I have to admit, I’d been thinking for the past couple of election cycles that nothing would be more ridiculous than a presidential race between Jeb and Hillary – and then this race, as if to prove me wrong, brought us the likes of Donald and Bernie.  Now the further out the “outsider” rhetoric goes, the more compelling the occasional contrarian argument in favor of more experienced political “insiders” sounds.  At a certain point, even those tiresome dynasties begin to look almost desirable, or at least relatively sane.

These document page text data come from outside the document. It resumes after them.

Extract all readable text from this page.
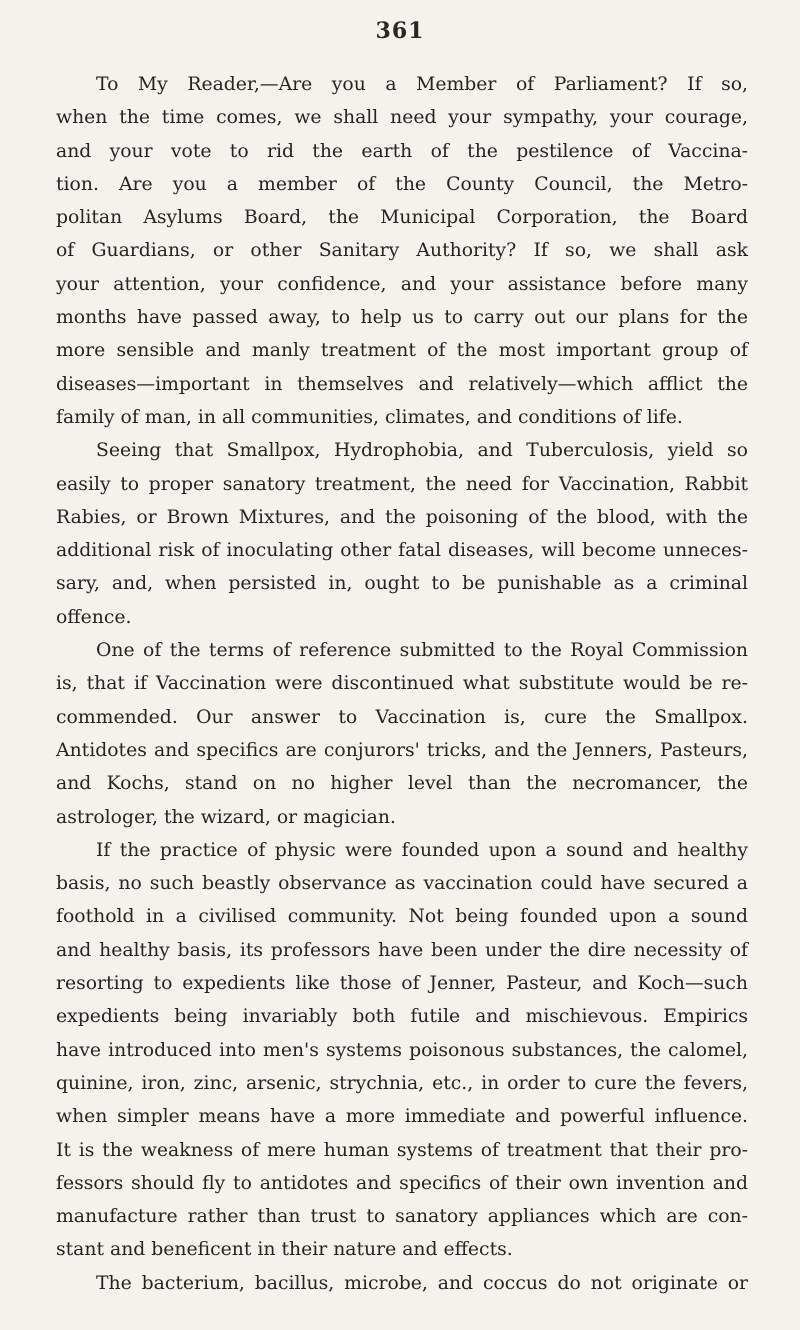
361
To My Reader,—Are you a Member of Parliament? If so,
when the time comes, we shall need your sympathy, your courage,
and your vote to rid the earth of the pestilence of Vaccina-
tion. Are you a member of the County Council, the Metro-
politan Asylums Board, the Municipal Corporation, the Board
of Guardians, or other Sanitary Authority? If so, we shall ask
your attention, your confidence, and your assistance before many
months have passed away, to help us to carry out our plans for the
more sensible and manly treatment of the most important group of
diseases—important in themselves and relatively—which afflict the
family of man, in all communities, climates, and conditions of life.
Seeing that Smallpox, Hydrophobia, and Tuberculosis, yield so
easily to proper sanatory treatment, the need for Vaccination, Rabbit
Rabies, or Brown Mixtures, and the poisoning of the blood, with the
additional risk of inoculating other fatal diseases, will become unneces-
sary, and, when persisted in, ought to be punishable as a criminal
offence.
One of the terms of reference submitted to the Royal Commission
is, that if Vaccination were discontinued what substitute would be re-
commended. Our answer to Vaccination is, cure the Smallpox.
Antidotes and specifics are conjurors' tricks, and the Jenners, Pasteurs,
and Kochs, stand on no higher level than the necromancer, the
astrologer, the wizard, or magician.
If the practice of physic were founded upon a sound and healthy
basis, no such beastly observance as vaccination could have secured a
foothold in a civilised community. Not being founded upon a sound
and healthy basis, its professors have been under the dire necessity of
resorting to expedients like those of Jenner, Pasteur, and Koch—such
expedients being invariably both futile and mischievous. Empirics
have introduced into men's systems poisonous substances, the calomel,
quinine, iron, zinc, arsenic, strychnia, etc., in order to cure the fevers,
when simpler means have a more immediate and powerful influence.
It is the weakness of mere human systems of treatment that their pro-
fessors should fly to antidotes and specifics of their own invention and
manufacture rather than trust to sanatory appliances which are con-
stant and beneficent in their nature and effects.
The bacterium, bacillus, microbe, and coccus do not originate or
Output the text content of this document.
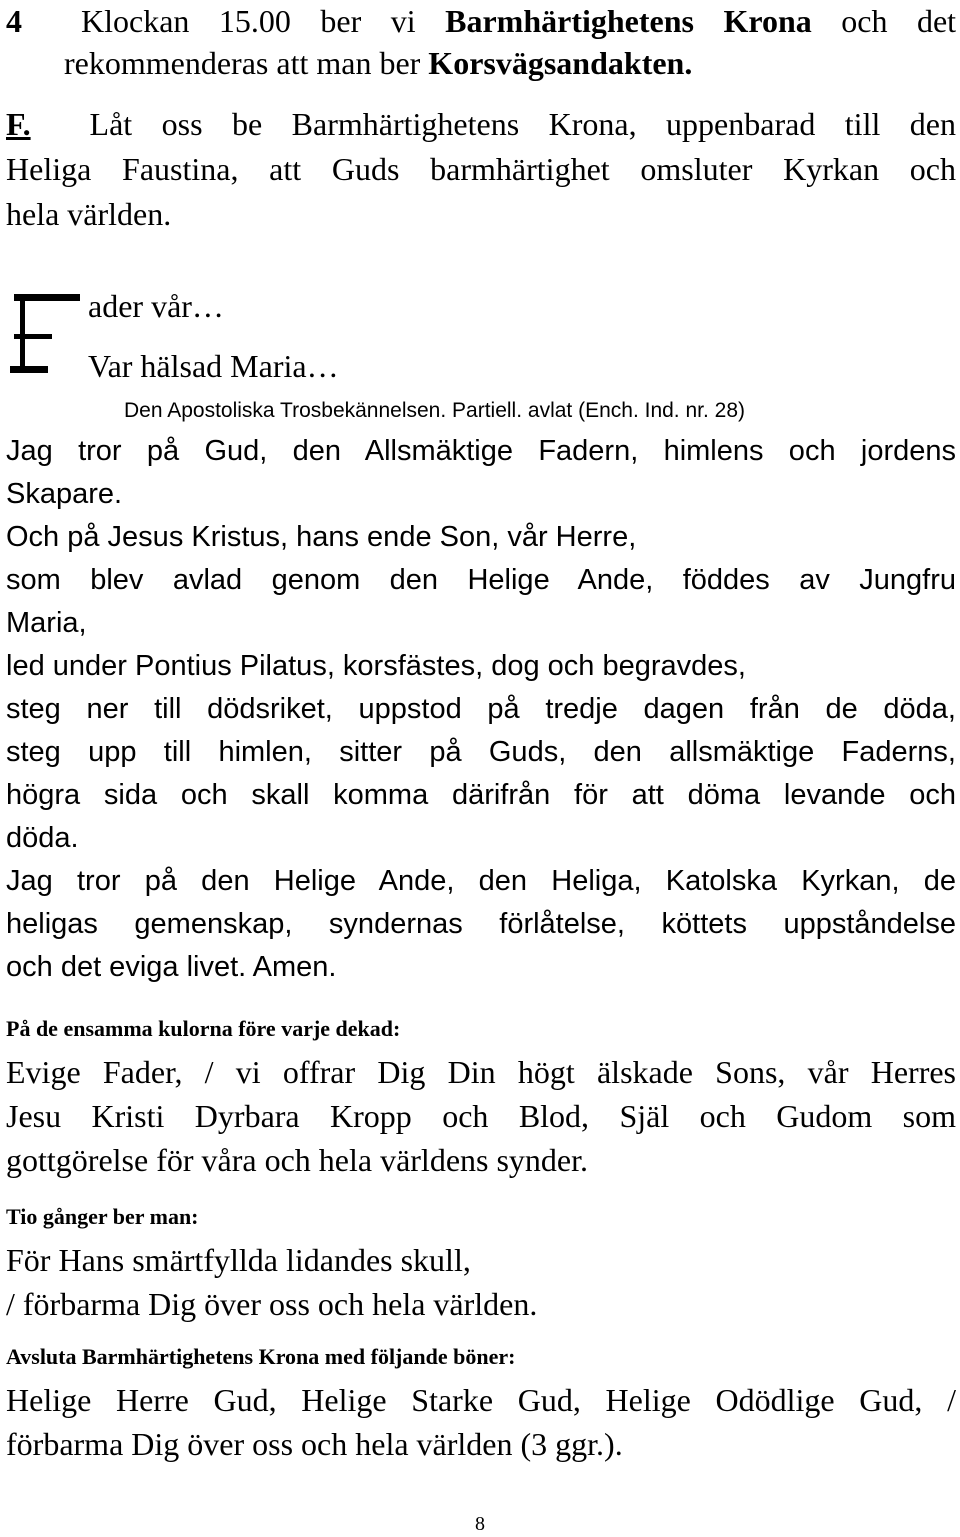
4
Klockan 15.00 ber vi Barmhärtighetens Krona och det
rekommenderas att man ber Korsvägsandakten.
F. Låt oss be Barmhärtighetens Krona, uppenbarad till den
Heliga Faustina, att Guds barmhärtighet omsluter Kyrkan och
hela världen.
ader vår…
Var hälsad Maria…
Den Apostoliska Trosbekännelsen. Partiell. avlat (Ench. Ind. nr. 28)
Jag tror på Gud, den Allsmäktige Fadern, himlens och jordens
Skapare.
Och på Jesus Kristus, hans ende Son, vår Herre,
som blev avlad genom den Helige Ande, föddes av Jungfru
Maria,
led under Pontius Pilatus, korsfästes, dog och begravdes,
steg ner till dödsriket, uppstod på tredje dagen från de döda,
steg upp till himlen, sitter på Guds, den allsmäktige Faderns,
högra sida och skall komma därifrån för att döma levande och
döda.
Jag tror på den Helige Ande, den Heliga, Katolska Kyrkan, de
heligas gemenskap, syndernas förlåtelse, köttets uppståndelse
och det eviga livet. Amen.
På de ensamma kulorna före varje dekad:
Evige Fader, / vi offrar Dig Din högt älskade Sons, vår Herres
Jesu Kristi Dyrbara Kropp och Blod, Själ och Gudom som
gottgörelse för våra och hela världens synder.
Tio gånger ber man:
För Hans smärtfyllda lidandes skull,
/ förbarma Dig över oss och hela världen.
Avsluta Barmhärtighetens Krona med följande böner:
Helige Herre Gud, Helige Starke Gud, Helige Odödlige Gud, /
förbarma Dig över oss och hela världen (3 ggr.).
8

In any case, finding a way back to any relative sanity in our political options will require a broad paradigm shift in our political climate.  If I am right that the problem is rooted in fixations with celebrity and fear, the solution will require that we stop responding to candidates based on their entertainment value, as if we were planning to go to the polls to elect not a leader but the next American Idol (although, in a different sense, that may not be too far from the truth); and, especially for people of faith, that the concerns to which we hold our leaders accountable be driven by that faith – reflected in the inseparable love for God and neighbor and, yes, even enemies – rather than by fear.